Valued for Beauty and Products
American chestnut trees were prized on many levels. Chestnuts were a favorite boulevard tree and considered one of the most attractive forest trees.

The species also was valued for the nuts it yielded and for the tannin found in the bark. "Native wildlife from birds to bears, squirrels to deer, depended on the tree's abundant crops of nutritious nuts," according to the American Chestnut Foundation. Chestnuts were also an important cash crop for many Appalachian families, who sent the nuts by the railroad car-fulls to New York and other major cities.

Some Supplies Available
Gregory Reistad, president of A.J. Pietsch Co. Inc., a custom woodworking firm in Milwaukee, WI, recently completed the renovation of a suite of offices using wormy chestnut. "We used reclaimed wood, taken from barns and other farm buildings, for the job. We used reclaimed chestnut to make a credenza, desk, paneling, flooring, running trim, crown moulding and other pieces for the office. The client liked the rustic, warm look of the wood and the variations in color from light to the very dark markings," Reistad says.

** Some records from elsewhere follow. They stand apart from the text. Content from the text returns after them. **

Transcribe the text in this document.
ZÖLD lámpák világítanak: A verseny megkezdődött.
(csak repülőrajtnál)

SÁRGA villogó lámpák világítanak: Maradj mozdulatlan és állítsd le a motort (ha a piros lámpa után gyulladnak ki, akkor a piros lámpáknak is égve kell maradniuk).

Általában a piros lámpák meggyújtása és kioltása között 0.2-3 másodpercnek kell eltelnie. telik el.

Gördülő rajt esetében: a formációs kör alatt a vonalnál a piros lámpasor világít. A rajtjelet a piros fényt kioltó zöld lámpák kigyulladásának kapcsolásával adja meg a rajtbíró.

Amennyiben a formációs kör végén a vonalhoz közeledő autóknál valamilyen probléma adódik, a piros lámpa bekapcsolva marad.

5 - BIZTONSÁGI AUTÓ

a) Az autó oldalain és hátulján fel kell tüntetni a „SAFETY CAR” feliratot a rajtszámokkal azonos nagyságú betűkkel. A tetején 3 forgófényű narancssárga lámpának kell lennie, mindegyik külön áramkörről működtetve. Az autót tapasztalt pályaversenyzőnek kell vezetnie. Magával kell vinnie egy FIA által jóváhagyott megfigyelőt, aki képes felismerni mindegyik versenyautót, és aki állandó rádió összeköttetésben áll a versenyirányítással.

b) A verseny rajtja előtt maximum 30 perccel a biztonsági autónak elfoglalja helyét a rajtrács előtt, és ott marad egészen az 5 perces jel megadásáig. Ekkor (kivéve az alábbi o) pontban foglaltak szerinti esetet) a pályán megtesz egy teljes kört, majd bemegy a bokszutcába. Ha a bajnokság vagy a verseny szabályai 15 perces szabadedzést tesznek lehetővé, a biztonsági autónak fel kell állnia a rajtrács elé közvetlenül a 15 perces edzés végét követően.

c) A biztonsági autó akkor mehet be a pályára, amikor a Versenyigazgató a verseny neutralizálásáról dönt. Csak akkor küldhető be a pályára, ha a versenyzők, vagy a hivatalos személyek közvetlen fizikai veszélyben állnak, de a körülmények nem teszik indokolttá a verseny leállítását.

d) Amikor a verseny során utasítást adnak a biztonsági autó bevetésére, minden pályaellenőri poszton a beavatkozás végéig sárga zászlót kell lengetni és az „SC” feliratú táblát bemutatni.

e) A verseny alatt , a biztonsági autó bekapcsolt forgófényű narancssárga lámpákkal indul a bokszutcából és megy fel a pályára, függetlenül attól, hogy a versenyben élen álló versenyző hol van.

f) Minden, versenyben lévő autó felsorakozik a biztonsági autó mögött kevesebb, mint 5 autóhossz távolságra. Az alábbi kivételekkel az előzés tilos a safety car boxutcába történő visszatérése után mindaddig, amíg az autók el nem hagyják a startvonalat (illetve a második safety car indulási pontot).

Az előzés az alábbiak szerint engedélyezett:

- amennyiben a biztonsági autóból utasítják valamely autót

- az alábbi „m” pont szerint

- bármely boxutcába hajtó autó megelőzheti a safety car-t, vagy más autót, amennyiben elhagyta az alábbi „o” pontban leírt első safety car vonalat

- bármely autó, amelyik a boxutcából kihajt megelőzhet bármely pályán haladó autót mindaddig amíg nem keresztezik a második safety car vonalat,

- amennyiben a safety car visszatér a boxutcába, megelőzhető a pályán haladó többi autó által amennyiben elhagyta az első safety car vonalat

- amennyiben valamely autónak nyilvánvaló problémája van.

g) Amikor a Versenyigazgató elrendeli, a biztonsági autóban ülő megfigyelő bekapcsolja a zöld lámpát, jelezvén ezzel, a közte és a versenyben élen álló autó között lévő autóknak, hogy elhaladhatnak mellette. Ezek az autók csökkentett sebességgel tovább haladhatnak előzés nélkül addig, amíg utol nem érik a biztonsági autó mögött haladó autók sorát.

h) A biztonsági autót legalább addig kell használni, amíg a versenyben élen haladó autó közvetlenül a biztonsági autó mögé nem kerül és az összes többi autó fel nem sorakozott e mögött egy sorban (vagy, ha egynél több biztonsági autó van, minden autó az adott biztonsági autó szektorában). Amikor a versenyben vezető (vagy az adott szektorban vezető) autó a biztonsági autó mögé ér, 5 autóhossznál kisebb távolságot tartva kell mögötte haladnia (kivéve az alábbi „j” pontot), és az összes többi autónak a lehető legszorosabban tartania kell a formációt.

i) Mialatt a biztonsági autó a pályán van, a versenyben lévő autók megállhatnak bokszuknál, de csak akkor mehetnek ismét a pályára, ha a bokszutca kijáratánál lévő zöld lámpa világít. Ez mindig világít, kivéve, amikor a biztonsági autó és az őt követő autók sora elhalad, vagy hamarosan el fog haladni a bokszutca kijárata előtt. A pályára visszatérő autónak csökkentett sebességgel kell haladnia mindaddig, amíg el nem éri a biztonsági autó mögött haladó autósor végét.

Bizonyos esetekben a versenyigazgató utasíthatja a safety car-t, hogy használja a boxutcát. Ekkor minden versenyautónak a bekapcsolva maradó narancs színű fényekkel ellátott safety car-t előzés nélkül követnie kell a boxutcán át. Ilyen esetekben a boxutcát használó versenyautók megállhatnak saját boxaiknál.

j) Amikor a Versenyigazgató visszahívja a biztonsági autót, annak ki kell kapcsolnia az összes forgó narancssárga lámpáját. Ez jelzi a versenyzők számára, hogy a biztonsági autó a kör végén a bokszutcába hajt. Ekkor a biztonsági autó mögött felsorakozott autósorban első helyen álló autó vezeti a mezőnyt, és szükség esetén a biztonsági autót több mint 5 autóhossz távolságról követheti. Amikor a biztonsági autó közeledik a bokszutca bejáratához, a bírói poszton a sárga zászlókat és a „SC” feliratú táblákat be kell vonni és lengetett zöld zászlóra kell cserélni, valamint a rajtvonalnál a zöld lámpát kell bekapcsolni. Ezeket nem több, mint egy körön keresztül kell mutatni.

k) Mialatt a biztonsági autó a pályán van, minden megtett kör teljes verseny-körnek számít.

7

The material came from a firm called Vintage Log Lumber in Renick, WV, and was purchased through Paxton Wood in Chicago, IL. "When we got the material, it had been cleaned - the paint and nails removed. When you work with reclaimed lumber, you have to be careful of nails in the wood, but most of the nails were noticeable because they left a black mark in the wood," Reistad says.

Reistad says the boards varied in widths from 3 to 10 inches and lengths from 5 to 10 feet. "I pulled material for crown moulding first, taking the longest boards. For flooring we cut a herringbone pattern in random widths and tongue and grooved the material."

The Comeback Effort
Attempts to develop a blight-resistant tree and bring back chestnuts to American forests are underway by such groups as the American Chestnut Foundation, the Great Lakes Chestnut Alliance, the Chattanooga Chestnut Tree Project, and the American Chestnut Cooperators' Foundation. The ACCF, like other groups, sponsor educational programs and provide seedlings and information on where and how to plant American chestnuts. The group's cooperating growers have planted 68,252 seedlings and approximately 31,570 seednuts from all-American orchards as of April of this year.

Priorities include the development of blight-resistant American chestnuts and economical biological control measures against chestnut blight in the forest. Gary Griffin, a professor at Virginia Tech (which sponsors the ACCF Web site) writes, "It is not beyond the grasp of science to restore the American chestnut to economic importance. It could be accomplished within the next 50 years."